Boluarte declared that this police work was “immaculate.”
The state’s violence galvanized a much broader swath of protesters. Scores of people from all over the country, especially from southern Andean, Quechua and Aymara regions, came to the capital, for them the symbol of centralism and abuse of power. Thousands of people traveled from their towns in Puno, Cusco, Ayacucho, Apurímac or Madre de Dios — some more than 20 hours by bus — to participate in the “battle for Lima.” To this day, many are still there. They are demanding the resignation of the president, early elections, the closure of Congress and perhaps even the end of Fujimori’s constitution.
Boluarte has labeled these protests as vandalistic and terrorist but has largely failed in her campaign to demonize them. By the end of January, at least 60 percent of the national population considered the protests justified, and support for constitutional reform increased from 47 percent in May 2022 to almost 70 percent today.

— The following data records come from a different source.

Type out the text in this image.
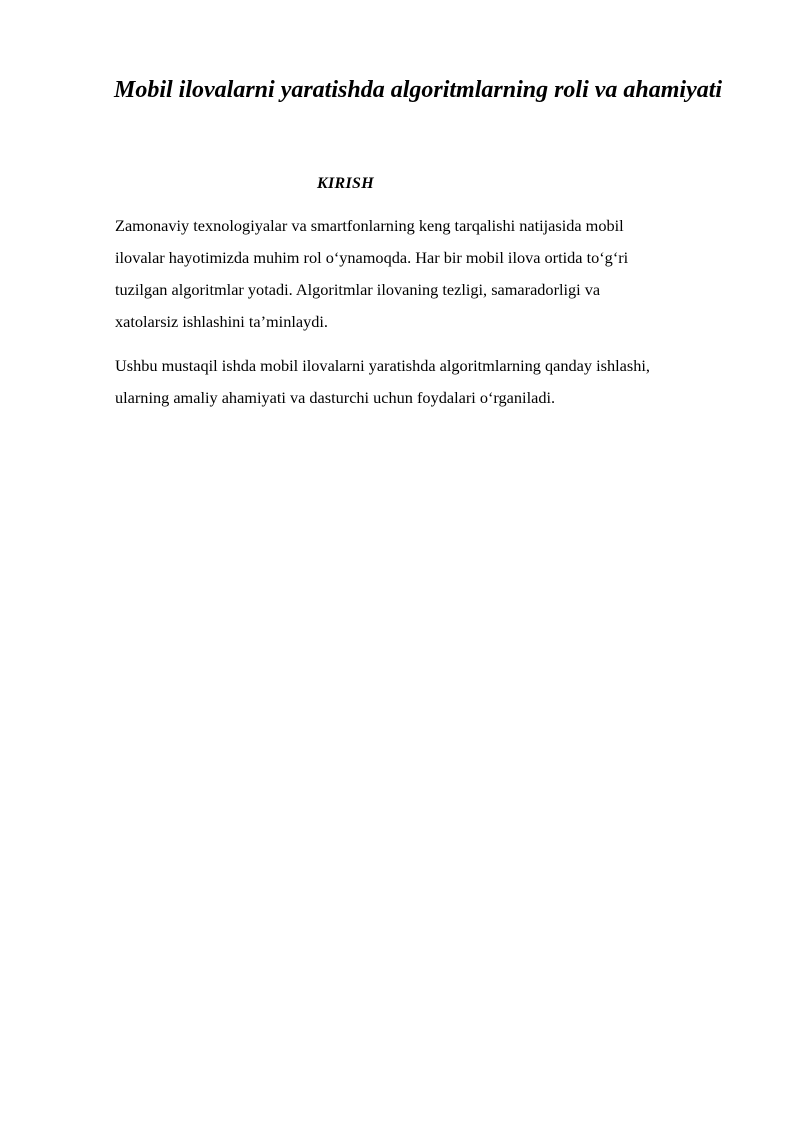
Mobil ilovalarni yaratishda algoritmlarning roli va ahamiyati
KIRISH

Zamonaviy texnologiyalar va smartfonlarning keng tarqalishi natijasida mobil
ilovalar hayotimizda muhim rol o‘ynamoqda. Har bir mobil ilova ortida to‘g‘ri
tuzilgan algoritmlar yotadi. Algoritmlar ilovaning tezligi, samaradorligi va
xatolarsiz ishlashini ta’minlaydi.

Ushbu mustaqil ishda mobil ilovalarni yaratishda algoritmlarning qanday ishlashi,
ularning amaliy ahamiyati va dasturchi uchun foydalari o‘rganiladi.
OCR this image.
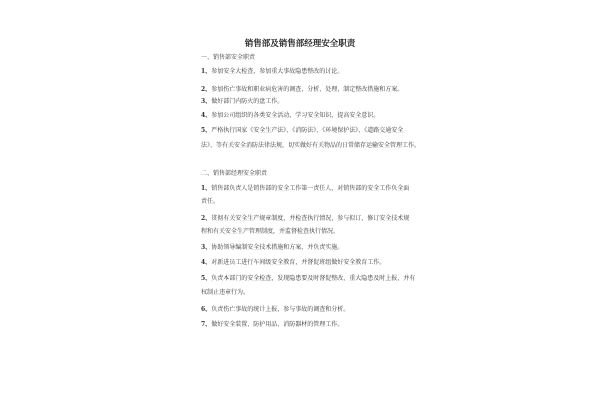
销售部及销售部经理安全职责
一、销售部安全职责
1、参加安全大检查，参加重大事故隐患整改的讨论。
2、参加伤亡事故和职业病危害的调查、分析、处理，制定整改措施和方案。
3、做好部门内防火的盘工作。
4、参加公司组织的各类安全活动，学习安全知识，提高安全意识。
5、严格执行国家《安全生产法》、《消防法》、《环境保护法》、《道路交通安全
法》、等有关安全消防法律法规，切实做好有关物品的日常储存运输安全管理工作。
二、销售部经理安全职责
1、销售部负责人是销售部的安全工作第一责任人，对销售部的安全工作负全面
责任。
2、贯彻有关安全生产规章制度，并检查执行情况，参与拟订、修订安全技术规
程和有关安全生产管理制度，并监督检查执行情况。
3、协助领导编制安全技术措施和方案，并负责实施。
4、对新进员工进行车间级安全教育，并督促班组做好安全教育工作。
5、负责本部门的安全检查，发现隐患要及时督促整改，重大隐患及时上报，并有
权制止违章行为。
6、负责伤亡事故的统计上报，参与事故的调查和分析。
7、做好安全装置、防护用品、消防器材的管理工作。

Possibly motivated by this collapse in domestic support and international criticism, or by an instinct for self-preservation, Boluarte made a U-turn and demanded that Congress approve early elections to be held this year. Congress rejected the proposal and did not make any decision about the advancement of elections. Boluarte has pointed out that she can’t do anything more. Many Peruvians interpret this as a game intended for neither to leave.
The country is currently at an impasse. But regardless of its final outcome, the crisis is likely to end up becoming a pivotal moment in the reimagining of Peruvian citizenship, and Peruvian democracy.
In Peru, there are people aged 70 or 80, who have lived their entire lives under the quasi-feudal servitude of large estates, or gamonales. Not being able to read, they were denied the right to vote until 1980. They have faced violence and repression when fighting for land rights. They have survived hyperinflation, a cholera epidemic, terrorism, dictatorship, racism, hunger, at least two transitions to democracy, a poorly handled pandemic that killed about 220,000 people. (Peru had the highest covid mortality rate in the world.) Add on top of that a nearly permanent political crisis, with six presidents cycling through in the past six years.
These people are from the regions with the highest poverty levels. But more importantly, they are from the regions where Fujimoristas attempted to annul votes after the Castillo election. The protesters who are marching on the streets represent a return of politics as a positive force in public life — a movement to reform a society that has for far too long excluded them as second-class citizens. As a woman said during a protest: “We might be cholos [mestizos, descendants of indigenous population], we might be ignorant, they will say we don’t have capacity, but my vote counts the same.”
They, more than anyone, are fighting to retain the last shred of democracy they still have left.